Overwhelming power and magnificent beauty, the sight made her heart stop. “They aren’t like us,” she whispered to Naasir, feeling that understanding in her bones. “They are nothing like us.” As different from her as she was from a mortal.
Arms wrapping around her shoulders from behind, Naasir nuzzled her temple. “They love as fiercely, Andi. And they fight as wildly.”
His words made the difference in their growing-up years so clear. To him, Raphael wasn’t a distant archangel who was a deadly member of the Cadre. Naasir saw Raphael as his sire and a warrior first, everything else second. She would’ve liked to have seen Raphael through his eyes over the years, gotten to know the blindingly powerful being who landed not far from them in a strong sweep of wings.
The power that burned off the two archangels made her eyes hurt.
As Alexander’s people, young and old, knelt down in front of him in a silent and devoted fealty, Raphael walked to join Naasir and Andromeda. Having moved around to stand beside her, Naasir clasped the archangel’s forearm in greeting when Raphael held it out, his own hand closing around Naasir’s forearm.
“You did well, Naasir,” the archangel said, his voice as pure as the searing blue of his eyes. “Alexander is of the opinion that you have no respect for anyone.”
Naasir grinned. “Especially not for stubborn Ancients who refuse to listen to reason.”
A slow smile before Raphael turned to Andromeda and held out his forearm. Her mouth dried up, her heart thundering. “I have a warrior as a consort, scholar,” Raphael said at her frozen response. “I recognize one when I see her, even if she chooses to wield the pen more often than the sword.”
Awed and astonished, she gripped his forearm, the power that lived in his body an almost painful ache in her bones. And yet his consort had been mortal before her transformation, was yet an angel newborn. Andromeda wanted desperately to meet Elena Deveraux at that moment, to know the woman who had the strength to hold her own against an archangel.
“Because of your and Naasir’s courage and will,” Raphael said after they broke contact, “Alexander lives today. He will not forget it.”
Andromeda found her voice at last, and though it came out raspy, it did at least come out. “I’m glad an Ancient has not been lost from the world.”
Raphael nodded and turned to watch as Alexander greeted his loyal sentinels one by one, having asked all his people to stand. “My mother will be happy to have a compatriot with whom to speak.”
That was the moment Andromeda realized a staggering truth. “There are now eleven living archangels in the world, two of them Ancients.”
The Cadre had, at rare times, been less than ten, but never more.
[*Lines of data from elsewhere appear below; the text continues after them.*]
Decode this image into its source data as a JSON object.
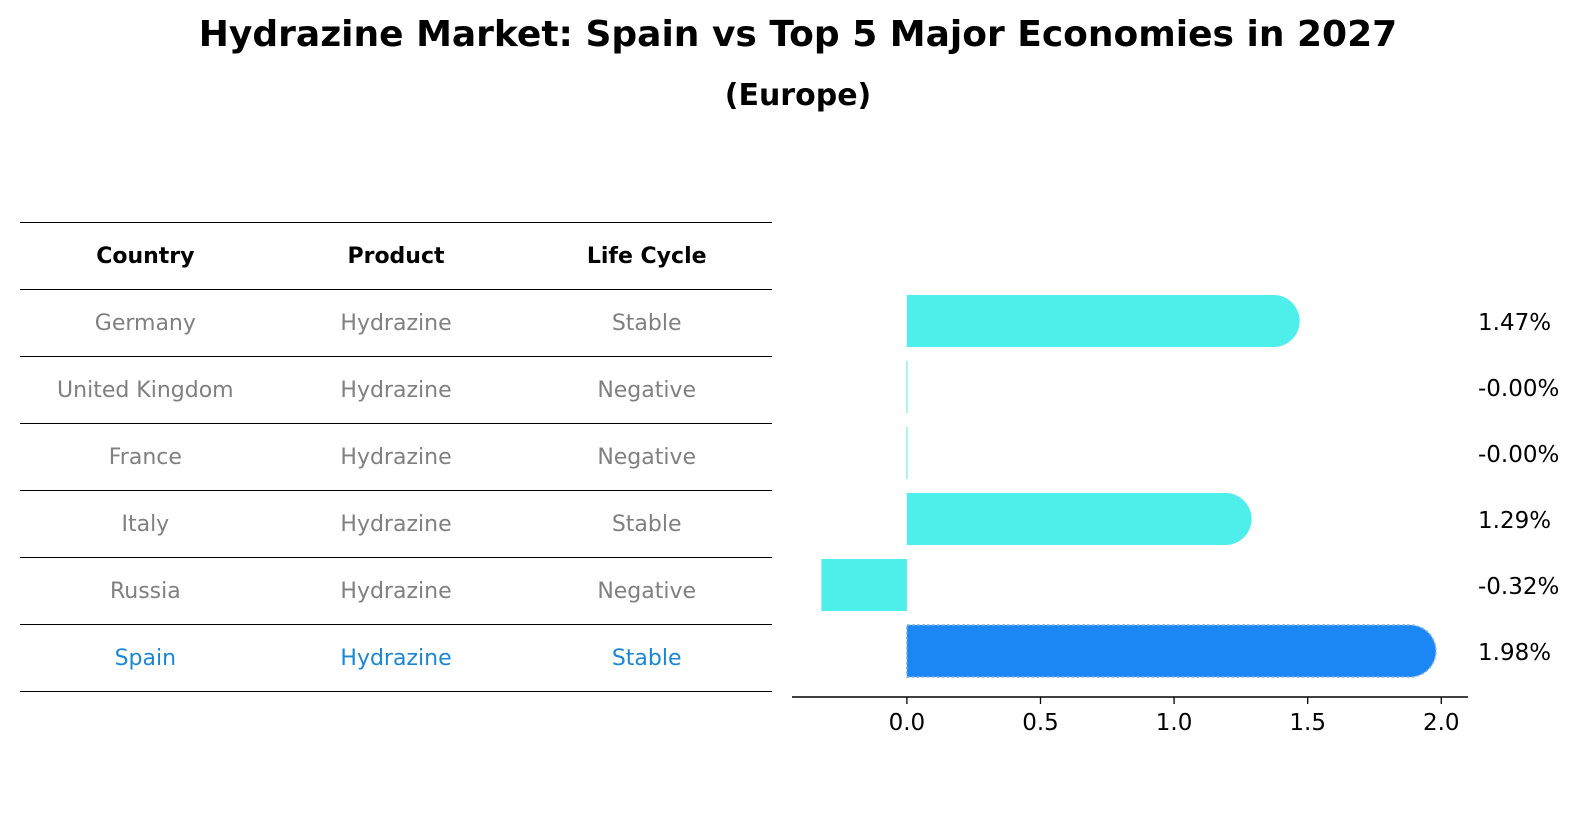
{
  "chart_data": {
    "type": "bar",
    "orientation": "horizontal",
    "title": "Hydrazine Market: Spain vs Top 5 Major Economies in 2027",
    "subtitle": "(Europe)",
    "table": {
      "columns": [
        "Country",
        "Product",
        "Life Cycle"
      ],
      "rows": [
        [
          "Germany",
          "Hydrazine",
          "Stable"
        ],
        [
          "United Kingdom",
          "Hydrazine",
          "Negative"
        ],
        [
          "France",
          "Hydrazine",
          "Negative"
        ],
        [
          "Italy",
          "Hydrazine",
          "Stable"
        ],
        [
          "Russia",
          "Hydrazine",
          "Negative"
        ],
        [
          "Spain",
          "Hydrazine",
          "Stable"
        ]
      ],
      "highlight_row": "Spain"
    },
    "categories": [
      "Germany",
      "United Kingdom",
      "France",
      "Italy",
      "Russia",
      "Spain"
    ],
    "values": [
      1.47,
      -0.0,
      -0.0,
      1.29,
      -0.32,
      1.98
    ],
    "value_labels": [
      "1.47%",
      "-0.00%",
      "-0.00%",
      "1.29%",
      "-0.32%",
      "1.98%"
    ],
    "xlim": [
      -0.43,
      2.1
    ],
    "xticks": [
      "0.0",
      "0.5",
      "1.0",
      "1.5",
      "2.0"
    ],
    "xtick_values": [
      0.0,
      0.5,
      1.0,
      1.5,
      2.0
    ],
    "grid": false,
    "colors": {
      "default": "#4eeeea",
      "highlight": "#1a87f4",
      "highlight_text": "#1a87d6",
      "muted_text": "#808080"
    }
  }
}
Never.
“It appears the Cascade has changed the natural equilibrium of the world more deeply than anyone comprehends.” Raphael looked up at the painted sky, but she knew he saw the battle that had broken its peace not long ago. “Ten has been enough to maintain balance throughout time. That apparently no longer holds. More Ancients may yet rise before this is over.”
Because the Cascade was just beginning.